View Full Version : Instancing Performance

09-11-2009, 01:21 PM
I've implemented and tested geometry instancing on a bunch of simple, 4 polygon tree models. I'm packing the tree positions in a texture buffer. My 285 takes close to 16 ms a frame to render about 10 batches of 5,000 trees.

I've also merged all the tree geometry together, so I have the same number of batches, but I'm just calling the good ol' glDrawElements. If the tree groups are compiled into display lists, the frame time is just 5 ms. If not, then the frame time is about 10 ms.

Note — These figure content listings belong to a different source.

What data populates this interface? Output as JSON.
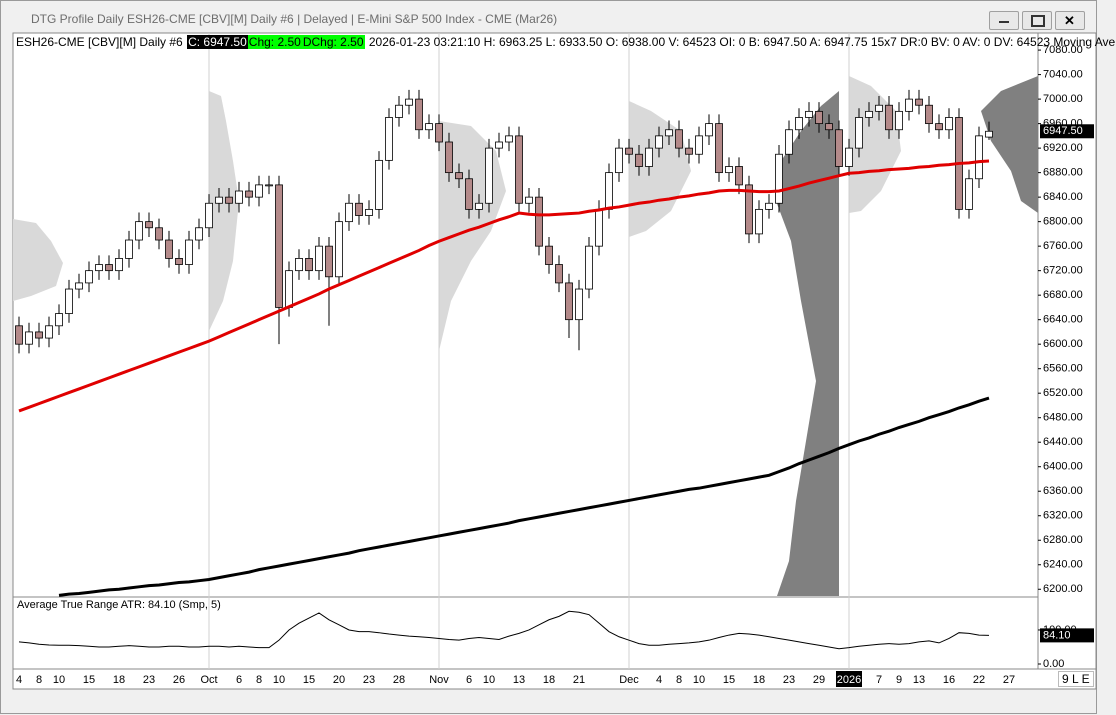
{
  "window": {
    "title": "DTG Profile Daily ESH26-CME [CBV][M]  Daily #6 | Delayed | E-Mini S&P 500 Index - CME (Mar26)"
  },
  "info_bar": {
    "symbol": "ESH26-CME [CBV][M]  Daily #6",
    "close": "C: 6947.50",
    "change": "Chg: 2.50",
    "daily_change": "DChg: 2.50",
    "details": "2026-01-23 03:21:10 H: 6963.25 L: 6933.50 O: 6938.00 V: 64523 OI: 0 B: 6947.50 A: 6947.75 15x7 DR:0 BV: 0 AV: 0 DV: 64523 Moving Ave"
  },
  "corner_label": "9 L E",
  "chart_data": [
    {
      "type": "candlestick",
      "up_color": "#ffffff",
      "down_color": "#b48a8a",
      "categories": [
        "4",
        null,
        "8",
        null,
        "10",
        null,
        null,
        "15",
        null,
        null,
        "18",
        null,
        null,
        "23",
        null,
        null,
        "26",
        null,
        null,
        "Oct",
        null,
        null,
        "6",
        null,
        "8",
        null,
        "10",
        null,
        null,
        "15",
        null,
        null,
        "20",
        null,
        null,
        "23",
        null,
        null,
        "28",
        null,
        null,
        null,
        "Nov",
        null,
        null,
        "6",
        null,
        "10",
        null,
        null,
        "13",
        null,
        null,
        "18",
        null,
        null,
        "21",
        null,
        null,
        null,
        null,
        "Dec",
        null,
        null,
        "4",
        null,
        "8",
        null,
        "10",
        null,
        null,
        "15",
        null,
        null,
        "18",
        null,
        null,
        "23",
        null,
        null,
        "29",
        null,
        null,
        "2026",
        null,
        null,
        "7",
        null,
        "9",
        null,
        "13",
        null,
        null,
        "16",
        null,
        null,
        "22",
        null,
        null,
        "27",
        null,
        null
      ],
      "candles": {
        "open": [
          6630,
          6600,
          6620,
          6610,
          6630,
          6650,
          6690,
          6700,
          6720,
          6730,
          6720,
          6740,
          6770,
          6800,
          6790,
          6770,
          6740,
          6730,
          6770,
          6790,
          6830,
          6840,
          6830,
          6850,
          6840,
          6860,
          6860,
          6660,
          6720,
          6740,
          6720,
          6760,
          6710,
          6800,
          6830,
          6810,
          6820,
          6900,
          6970,
          6990,
          7000,
          6950,
          6960,
          6930,
          6880,
          6870,
          6820,
          6830,
          6920,
          6930,
          6940,
          6830,
          6840,
          6760,
          6730,
          6700,
          6640,
          6690,
          6760,
          6820,
          6880,
          6920,
          6910,
          6890,
          6920,
          6940,
          6950,
          6920,
          6910,
          6940,
          6960,
          6880,
          6890,
          6860,
          6780,
          6820,
          6830,
          6910,
          6950,
          6970,
          6980,
          6960,
          6950,
          6890,
          6920,
          6970,
          6980,
          6990,
          6950,
          6980,
          7000,
          6990,
          6960,
          6950,
          6970,
          6820,
          6870,
          6938,
          null,
          null,
          null,
          null
        ],
        "high": [
          6645,
          6635,
          6635,
          6645,
          6665,
          6705,
          6715,
          6735,
          6745,
          6745,
          6755,
          6785,
          6815,
          6815,
          6805,
          6785,
          6755,
          6785,
          6805,
          6845,
          6855,
          6855,
          6865,
          6865,
          6875,
          6875,
          6875,
          6735,
          6755,
          6755,
          6775,
          6775,
          6815,
          6845,
          6845,
          6835,
          6915,
          6985,
          7005,
          7015,
          7015,
          6975,
          6975,
          6945,
          6895,
          6885,
          6845,
          6935,
          6945,
          6955,
          6955,
          6855,
          6855,
          6775,
          6745,
          6715,
          6705,
          6775,
          6835,
          6895,
          6935,
          6935,
          6925,
          6935,
          6955,
          6965,
          6965,
          6935,
          6955,
          6975,
          6975,
          6905,
          6905,
          6875,
          6835,
          6845,
          6925,
          6965,
          6985,
          6995,
          6995,
          6975,
          6965,
          6935,
          6985,
          6995,
          7005,
          7005,
          6995,
          7015,
          7015,
          7005,
          6975,
          6985,
          6985,
          6885,
          6955,
          6963.25,
          null,
          null,
          null,
          null
        ],
        "low": [
          6585,
          6585,
          6595,
          6595,
          6615,
          6635,
          6675,
          6685,
          6705,
          6705,
          6705,
          6725,
          6755,
          6775,
          6755,
          6725,
          6715,
          6715,
          6755,
          6775,
          6815,
          6815,
          6815,
          6825,
          6825,
          6845,
          6600,
          6645,
          6705,
          6705,
          6705,
          6630,
          6695,
          6785,
          6795,
          6795,
          6805,
          6885,
          6955,
          6975,
          6935,
          6935,
          6915,
          6865,
          6855,
          6805,
          6805,
          6815,
          6905,
          6915,
          6815,
          6815,
          6745,
          6715,
          6685,
          6610,
          6590,
          6675,
          6745,
          6805,
          6865,
          6895,
          6875,
          6875,
          6905,
          6925,
          6905,
          6895,
          6895,
          6925,
          6865,
          6865,
          6845,
          6765,
          6765,
          6805,
          6815,
          6895,
          6935,
          6955,
          6945,
          6935,
          6875,
          6875,
          6905,
          6955,
          6965,
          6935,
          6935,
          6965,
          6975,
          6945,
          6935,
          6935,
          6805,
          6805,
          6855,
          6933.5,
          null,
          null,
          null,
          null
        ],
        "close": [
          6600,
          6620,
          6610,
          6630,
          6650,
          6690,
          6700,
          6720,
          6730,
          6720,
          6740,
          6770,
          6800,
          6790,
          6770,
          6740,
          6730,
          6770,
          6790,
          6830,
          6840,
          6830,
          6850,
          6840,
          6860,
          6860,
          6660,
          6720,
          6740,
          6720,
          6760,
          6710,
          6800,
          6830,
          6810,
          6820,
          6900,
          6970,
          6990,
          7000,
          6950,
          6960,
          6930,
          6880,
          6870,
          6820,
          6830,
          6920,
          6930,
          6940,
          6830,
          6840,
          6760,
          6730,
          6700,
          6640,
          6690,
          6760,
          6820,
          6880,
          6920,
          6910,
          6890,
          6920,
          6940,
          6950,
          6920,
          6910,
          6940,
          6960,
          6880,
          6890,
          6860,
          6780,
          6820,
          6830,
          6910,
          6950,
          6970,
          6980,
          6960,
          6950,
          6890,
          6920,
          6970,
          6980,
          6990,
          6950,
          6980,
          7000,
          6990,
          6960,
          6950,
          6970,
          6820,
          6870,
          6940,
          6947.5,
          null,
          null,
          null,
          null
        ]
      },
      "series": [
        {
          "color": "#e00000",
          "values": [
            6491,
            6497,
            6503,
            6509,
            6515,
            6521,
            6527,
            6533,
            6539,
            6545,
            6551,
            6557,
            6563,
            6569,
            6575,
            6581,
            6587,
            6593,
            6599,
            6605,
            6612,
            6619,
            6626,
            6633,
            6640,
            6647,
            6654,
            6661,
            6668,
            6675,
            6682,
            6690,
            6697,
            6704,
            6711,
            6718,
            6725,
            6732,
            6739,
            6746,
            6753,
            6761,
            6768,
            6774,
            6780,
            6786,
            6791,
            6797,
            6803,
            6808,
            6814,
            6812,
            6811,
            6811,
            6812,
            6813,
            6814,
            6817,
            6819,
            6822,
            6824,
            6827,
            6830,
            6832,
            6835,
            6837,
            6840,
            6842,
            6845,
            6847,
            6850,
            6851,
            6851,
            6850,
            6849,
            6849,
            6850,
            6854,
            6858,
            6863,
            6867,
            6871,
            6875,
            6879,
            6880,
            6882,
            6883,
            6885,
            6886,
            6887,
            6889,
            6890,
            6892,
            6893,
            6895,
            6896,
            6898,
            6899,
            null,
            null,
            null,
            null
          ]
        },
        {
          "color": "#000000",
          "values": [
            null,
            null,
            null,
            null,
            6190,
            6192,
            6193,
            6195,
            6197,
            6199,
            6200,
            6202,
            6204,
            6206,
            6207,
            6209,
            6211,
            6212,
            6214,
            6216,
            6219,
            6222,
            6225,
            6228,
            6232,
            6235,
            6238,
            6241,
            6244,
            6247,
            6250,
            6253,
            6256,
            6259,
            6263,
            6266,
            6269,
            6272,
            6275,
            6278,
            6281,
            6284,
            6287,
            6290,
            6293,
            6296,
            6299,
            6302,
            6305,
            6308,
            6312,
            6315,
            6318,
            6321,
            6324,
            6327,
            6330,
            6333,
            6336,
            6339,
            6342,
            6345,
            6348,
            6351,
            6354,
            6357,
            6360,
            6363,
            6365,
            6368,
            6371,
            6374,
            6377,
            6380,
            6383,
            6386,
            6392,
            6398,
            6405,
            6411,
            6417,
            6423,
            6430,
            6436,
            6442,
            6447,
            6453,
            6458,
            6464,
            6469,
            6474,
            6480,
            6485,
            6490,
            6496,
            6501,
            6507,
            6512,
            null,
            null,
            null,
            null
          ]
        }
      ],
      "last_price": {
        "value": 6947.5,
        "label": "6947.50"
      },
      "ylim": [
        6189,
        7103
      ],
      "yticks": [
        {
          "value": 7080,
          "label": "7080.00"
        },
        {
          "value": 7040,
          "label": "7040.00"
        },
        {
          "value": 7000,
          "label": "7000.00"
        },
        {
          "value": 6960,
          "label": "6960.00"
        },
        {
          "value": 6920,
          "label": "6920.00"
        },
        {
          "value": 6880,
          "label": "6880.00"
        },
        {
          "value": 6840,
          "label": "6840.00"
        },
        {
          "value": 6800,
          "label": "6800.00"
        },
        {
          "value": 6760,
          "label": "6760.00"
        },
        {
          "value": 6720,
          "label": "6720.00"
        },
        {
          "value": 6680,
          "label": "6680.00"
        },
        {
          "value": 6640,
          "label": "6640.00"
        },
        {
          "value": 6600,
          "label": "6600.00"
        },
        {
          "value": 6560,
          "label": "6560.00"
        },
        {
          "value": 6520,
          "label": "6520.00"
        },
        {
          "value": 6480,
          "label": "6480.00"
        },
        {
          "value": 6440,
          "label": "6440.00"
        },
        {
          "value": 6400,
          "label": "6400.00"
        },
        {
          "value": 6360,
          "label": "6360.00"
        },
        {
          "value": 6320,
          "label": "6320.00"
        },
        {
          "value": 6280,
          "label": "6280.00"
        },
        {
          "value": 6240,
          "label": "6240.00"
        },
        {
          "value": 6200,
          "label": "6200.00"
        }
      ]
    },
    {
      "type": "line",
      "title": "Average True Range  ATR: 84.10  (Smp, 5)",
      "color": "#000000",
      "values": [
        65,
        62,
        58,
        56,
        55,
        55,
        54,
        52,
        50,
        50,
        52,
        54,
        52,
        50,
        50,
        52,
        52,
        50,
        50,
        52,
        52,
        50,
        52,
        50,
        48,
        48,
        70,
        100,
        120,
        135,
        150,
        130,
        115,
        100,
        95,
        95,
        92,
        88,
        85,
        82,
        80,
        78,
        75,
        72,
        70,
        75,
        78,
        75,
        72,
        82,
        90,
        100,
        115,
        130,
        140,
        155,
        152,
        145,
        120,
        95,
        80,
        70,
        60,
        55,
        55,
        58,
        60,
        62,
        65,
        70,
        78,
        85,
        90,
        88,
        85,
        80,
        75,
        70,
        65,
        60,
        55,
        50,
        45,
        48,
        52,
        55,
        58,
        60,
        58,
        60,
        65,
        68,
        62,
        75,
        92,
        90,
        85,
        84.1,
        null,
        null,
        null,
        null
      ],
      "last_value": {
        "value": 84.1,
        "label": "84.10"
      },
      "ylim": [
        0,
        191
      ],
      "yticks": [
        {
          "value": 100,
          "label": "100.00"
        },
        {
          "value": 0,
          "label": "0.00"
        }
      ]
    }
  ]
}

So, in this simple case, I've found that instancing performs worse than straight GL calls. Have others reached a similar conclusion? Is there a batch size or model polygon count for which instancing would outperform regular GL calls for static objects?

Alfonse Reinheart
09-11-2009, 02:10 PM
First, what kind of instancing are you using?

Second, what hardware and drivers are you using? Have you tested with other hardware?

09-11-2009, 05:02 PM
geforce 285. I don't see any reason to test with a lesser card.

I'm using the instancing described in EXT_draw_instanced. I store the per instance data in a texture buffer object (EXT_texture_buffer_object) and access it in the vertex shader with gl_InstanceID.

Alfonse Reinheart
09-11-2009, 05:28 PM
My 285 takes close to 16 ms a frame to render about 10 batches of 5,000 trees.

Are you rendering 5,000 instances in a single draw call, and you're making 10 of them, or are you rendering 10 instances in 5,000 draw calls?

Also, since you have a GL 3.x-capable card, are you using VAOs for your vertex data?

09-11-2009, 05:45 PM
Yes, 5,000 instances in a single draw call and I'm making 10 calls. It's only 20,000 triangles per call though. I need to test with a more complex model.

I don't have the code in front of me now, but I doubt it's using VAOs.

Alfonse Reinheart
09-11-2009, 06:00 PM
Wait, each instance is only 4 triangles? The per-instance overhead is what's going to dominate performance there. You should at least have enough triangles per instance to fill up the post transform cache.

09-12-2009, 02:17 AM
I am not entirely certain whether this is "normal behavior" and whether it is so still today, but i think when i used instancing i discovered that rendering x instances is fine, and rendering >x instances became slower again.

I rendered more complex models though.